KESK’li Kadınlar Adına Esm Eskişehir Dış İlişkiler Kadın Ve Çevre Sekreteri Latife Doğan yaptığı açıklamada Ceza Kanunu ve Ceza Muhakemeleri Kanunu’nunda yapılacak değişikliğe tepki gösterdi. Açıklama şöyle; "

Değerli basın emekçileri,

Dünya genelinde ve ülkemizde halk sağlığını tehdit eden Koronavirüs salgınının yaşandığı ve her geçen gün hasta sayısı ve ölüm vakalarının arttığı bu günlerde; bir yandan hem kendi sağlığımızı hem toplum sağlığını korumaya çalışıyoruz, bir yandan da eğriyi doğrudan ayırma uğraşındayız. Önlem adı altında atılan her adımdan bakalım bu sefer emekçilere, kadınlara, çocuklara aba altından hangi sopa gösterilecek kaygısını taşımak da bu coğrafyada yaşamanın hikmeti olsa gerek.

Virüsle mücadele kapsamında cezaevlerinin boşaltılması amacıyla hızlandırılmış ve nihayetinde aralarında Ceza Kanunu ve Ceza Muhakemeleri Kanunu’nun da bulunduğu bir dizi kanunda değişiklik öngören tasarının taslak metni basına yansımış bulunmaktadır. 3. Yargı paketini adı konulmamış bir affa dönüştürüp, adına “infaz indirimi” dedikleri bir düzenleme ile 100 bin civarı mahpusun dışarı çıkması sağlanacaktır. Kasten öldürme suçu, terör suçları ile örgütlü suçlarda infaz süresini kısaltmayan paket cinsel suçlar ile uyuşturucu suçlarına ceza indirimi öngörüyor. Cinsel suçlar bakımından 3/4’lük koşullu salıverilme oranı 2/3’e yani yüzde 75'den yüzde 67'ye indirilecek. Yani sözün özü; zaten iyi hal indirimleri, haksız tahrik indirimleriyle neredeyse cezasızlıkla ödüllendirilen cinsel suç failleri cezalarının üçte ikisini yattıktan sonra salıverilecekler.

Ülkemizdeki yargı pratiğinden biliyoruz ki özellikle kadına karşı şiddet ve cinsel suçların, çocuk istismarı gibi suçların cezalandırılması aşamasında kadınların direnişleri sonucu cezalarda indirimler engellenmektedir. Bir de cezaların infazları sırasında öngörülen bu indirimlerin kadına yönelik şiddet ve çocuk istismarı suçu faillerine cesaret vereceğini ve bu suçları teşvik edeceğini biliyoruz. Ayrıca bu salıverilmelerin öncelikle mağdur kadın ve çocuklar olmak üzere tüm kadınlar için hayati bir risk ve tehlike taşıdığı tartışmasızdır.

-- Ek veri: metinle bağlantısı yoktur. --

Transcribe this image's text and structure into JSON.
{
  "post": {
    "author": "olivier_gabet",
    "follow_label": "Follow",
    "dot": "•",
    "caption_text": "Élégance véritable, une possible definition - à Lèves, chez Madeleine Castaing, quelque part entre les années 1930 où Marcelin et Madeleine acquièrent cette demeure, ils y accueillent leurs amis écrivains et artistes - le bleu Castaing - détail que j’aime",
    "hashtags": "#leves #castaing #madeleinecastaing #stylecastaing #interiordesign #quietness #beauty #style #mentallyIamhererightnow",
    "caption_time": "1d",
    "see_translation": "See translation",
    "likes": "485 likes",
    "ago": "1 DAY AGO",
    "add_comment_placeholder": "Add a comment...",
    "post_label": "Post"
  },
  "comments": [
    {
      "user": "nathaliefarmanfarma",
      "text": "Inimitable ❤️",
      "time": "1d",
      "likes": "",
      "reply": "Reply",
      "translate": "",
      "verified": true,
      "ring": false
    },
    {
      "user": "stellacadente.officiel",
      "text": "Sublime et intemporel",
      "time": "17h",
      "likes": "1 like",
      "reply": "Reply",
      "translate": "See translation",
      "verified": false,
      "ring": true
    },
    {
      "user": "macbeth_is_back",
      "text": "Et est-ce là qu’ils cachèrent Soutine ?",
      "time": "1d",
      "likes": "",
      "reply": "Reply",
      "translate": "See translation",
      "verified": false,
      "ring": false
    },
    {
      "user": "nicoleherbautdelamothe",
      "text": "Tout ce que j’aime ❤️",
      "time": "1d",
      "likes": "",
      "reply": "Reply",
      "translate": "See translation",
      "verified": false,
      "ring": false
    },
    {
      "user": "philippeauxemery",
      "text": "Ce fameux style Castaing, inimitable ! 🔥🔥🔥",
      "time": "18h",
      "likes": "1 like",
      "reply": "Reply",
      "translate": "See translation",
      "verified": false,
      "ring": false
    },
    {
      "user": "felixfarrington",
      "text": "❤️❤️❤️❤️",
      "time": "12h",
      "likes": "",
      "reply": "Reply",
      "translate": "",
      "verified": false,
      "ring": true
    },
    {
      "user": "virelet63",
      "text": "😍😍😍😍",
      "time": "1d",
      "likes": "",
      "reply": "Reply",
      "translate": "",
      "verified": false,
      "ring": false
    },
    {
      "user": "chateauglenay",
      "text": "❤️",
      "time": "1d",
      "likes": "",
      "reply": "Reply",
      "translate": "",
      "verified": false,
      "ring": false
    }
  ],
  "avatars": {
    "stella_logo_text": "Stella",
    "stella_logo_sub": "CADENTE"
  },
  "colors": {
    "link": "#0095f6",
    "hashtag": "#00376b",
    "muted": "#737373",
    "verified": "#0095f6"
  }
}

Bizler iktidara buradan sesleniyoruz; öncelikle cezaevlerindeki yaşlı, hasta, hamile, kadın ve çocukları dert edinin. Sırf muhalif oldukları için ya da gerçek gazetecilik yaptıkları için cezaevlerine doldurduklarınızı bir af olmaksızın virüs yayılmadan salıverin. Biz kadınlar; katilleri, tecavüzcüleri, çocuk istismarcılarını aklamanıza daha önce de defalarca izin vermedik bundan sonra da vermeyeceğiz.

Virüsten korunma tedbiri olarak evlerde kaldığımız bu günlerde ev içinde kadınlara yönelik şiddet vakalarında artış gözlenmektedir. En az virüs kadar tehlikeli olan ve kadınların hayatına kasteden şiddete karşı hükümeti bir an önce acil eylem planı hazırlamaya çağırıyoruz. Salgın bahanesiyle kolluk güçlerinin şiddet vakalarına müdahalesinde gecikmeler yaşanmasının, koruma ve tedbir kararları almada gecikmelere mahal verilmesinin engellenmesini istiyoruz. Kadına karşı şiddette adli süreçlerin ertelenmemesini, sığınma evlerinin koşullarının düzeltilerek salgına karşı önlem alınmasını istiyoruz. Salgının yarattığı güvensizlik ortamında kadınların artan şiddet vakalarından korunmasını, 6284 sayılı yasanın ve İstanbul Sözleşmesinin tavizsiz uygulanmasını istiyoruz.

Salgınla mücadelede kadınları sadece hijyen ve temizlik noktasında hatırlayıp teşekkür eden iktidar zihniyetine buradan şiddete karşı alınması gereken önlemlerin geciktirilmemesi gerektiği konusunda uyarıyoruz ve katilleri, tecavüzcüleri, çocuk istismarcılarını affetmeyi aklınızdan bile geçirmeyin diyoruz."